Although filing taxes separately can help lower your student loan payments, it can have some unintended consequences. For example, you might not be able to claim certain deductions and tax credits when married filing separately, which could cost you more come tax season.

But borrowers who depend on subsidized healthcare coverage through the Health Insurance Marketplace could be making a huge mistake by filing separately in hopes of lowering student loan payments.

Before moving forward with filing taxes separately, you should consider the following:

  1. Married filing separately can disqualify you from receiving the advanced premium tax credit (APTC). If you don’t have access to an employer-sponsored healthcare plan and need coverage through the Marketplace, you could lose thousands of dollars of ACA tax credit and subsidy savings by filing separately.
  2. Not all tax credits and deductions are available to married filing separately. For example, you won't be eligible for the child dependent care tax credit (CDCTC), education tax credits or the student loan interest deduction. 
  3. You won’t be able to make direct Roth IRA contributions. This is one of the most common issues borrowers run into when using the MFS strategy to lower student loan payments. If you lived with your spouse at any time during the tax year and file taxes separately, you can’t contribute to a Roth IRA if your modified adjusted gross income is greater than $10,000. But you can still technically do it by using the backdoor Roth IRA strategy as a work-around.

Married student loan borrowers must find a balance between their student loan payments, income taxes and healthcare subsidies to maximize overall savings.

Should I file taxes separately or jointly?

When deciding whether to file taxes separately versus jointly, you’ll need to take a holistic approach to your finances. Important factors and considerations include:

  • Do you need subsidized healthcare coverage or are you covered by an employer-sponsored plan?
  • Will one spouse be pushed into a higher tax bracket due to making significantly more income?
  • Do both spouses have student loan debt?
  • Who will claim your children as dependents?
  • Do you live in a community property state?
  • What is the overall impact on your tax bill?
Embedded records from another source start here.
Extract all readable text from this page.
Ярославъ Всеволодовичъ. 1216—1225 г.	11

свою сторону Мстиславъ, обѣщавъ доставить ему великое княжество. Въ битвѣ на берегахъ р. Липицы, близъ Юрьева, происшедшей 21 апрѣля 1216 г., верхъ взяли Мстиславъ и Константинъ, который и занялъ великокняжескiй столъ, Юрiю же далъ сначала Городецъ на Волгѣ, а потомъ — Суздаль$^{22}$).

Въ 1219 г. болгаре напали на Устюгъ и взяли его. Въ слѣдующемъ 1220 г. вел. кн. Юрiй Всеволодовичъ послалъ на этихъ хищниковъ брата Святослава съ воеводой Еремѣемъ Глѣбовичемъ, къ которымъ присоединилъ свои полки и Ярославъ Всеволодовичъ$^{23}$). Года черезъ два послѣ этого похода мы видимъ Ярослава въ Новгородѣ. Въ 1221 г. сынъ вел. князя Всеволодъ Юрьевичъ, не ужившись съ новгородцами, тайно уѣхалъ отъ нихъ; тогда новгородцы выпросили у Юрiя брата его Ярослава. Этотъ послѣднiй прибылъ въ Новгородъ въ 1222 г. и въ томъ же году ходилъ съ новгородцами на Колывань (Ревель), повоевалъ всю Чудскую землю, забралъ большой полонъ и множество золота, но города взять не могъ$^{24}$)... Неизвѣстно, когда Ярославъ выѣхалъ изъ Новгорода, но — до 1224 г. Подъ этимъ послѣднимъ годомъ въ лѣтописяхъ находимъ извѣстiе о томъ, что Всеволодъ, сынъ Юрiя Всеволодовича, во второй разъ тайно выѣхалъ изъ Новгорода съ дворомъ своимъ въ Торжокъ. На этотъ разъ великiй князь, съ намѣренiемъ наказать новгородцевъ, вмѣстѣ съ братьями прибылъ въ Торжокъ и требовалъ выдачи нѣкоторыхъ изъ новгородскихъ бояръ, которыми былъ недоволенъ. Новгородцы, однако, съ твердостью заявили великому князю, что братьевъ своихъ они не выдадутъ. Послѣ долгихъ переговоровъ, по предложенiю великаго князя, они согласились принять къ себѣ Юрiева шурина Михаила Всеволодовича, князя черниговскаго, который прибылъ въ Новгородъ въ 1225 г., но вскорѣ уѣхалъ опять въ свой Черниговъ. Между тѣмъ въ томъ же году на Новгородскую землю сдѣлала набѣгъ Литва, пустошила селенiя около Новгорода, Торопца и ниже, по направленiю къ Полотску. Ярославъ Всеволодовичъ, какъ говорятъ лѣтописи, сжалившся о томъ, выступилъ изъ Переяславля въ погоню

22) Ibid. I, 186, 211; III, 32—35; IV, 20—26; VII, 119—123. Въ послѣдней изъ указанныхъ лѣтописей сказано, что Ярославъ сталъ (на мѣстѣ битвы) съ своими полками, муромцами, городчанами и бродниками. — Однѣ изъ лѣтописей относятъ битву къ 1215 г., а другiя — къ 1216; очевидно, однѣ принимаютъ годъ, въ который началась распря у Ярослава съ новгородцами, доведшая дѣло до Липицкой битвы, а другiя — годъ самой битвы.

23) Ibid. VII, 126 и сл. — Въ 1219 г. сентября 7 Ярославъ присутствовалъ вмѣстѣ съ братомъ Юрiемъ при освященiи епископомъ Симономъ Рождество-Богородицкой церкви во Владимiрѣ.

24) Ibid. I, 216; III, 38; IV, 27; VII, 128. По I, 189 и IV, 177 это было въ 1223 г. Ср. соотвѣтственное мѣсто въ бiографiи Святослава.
Married filing separately might lower your student loan payments, but it can also increase your taxes — particularly if you live in a non-community property state or lose access to valuable tax credits. This student loan strategy won’t make sense for all married borrowers, but for some, it can save thousands of dollars annually on IDR payments and maximize loan forgiveness.

Our calculator can help estimate the cost difference when filing separately versus jointly. However, it’s best to work with an experienced tax professional who also has student loan expertise to ensure you come out on top for your student debt payments, tax bill and other important considerations.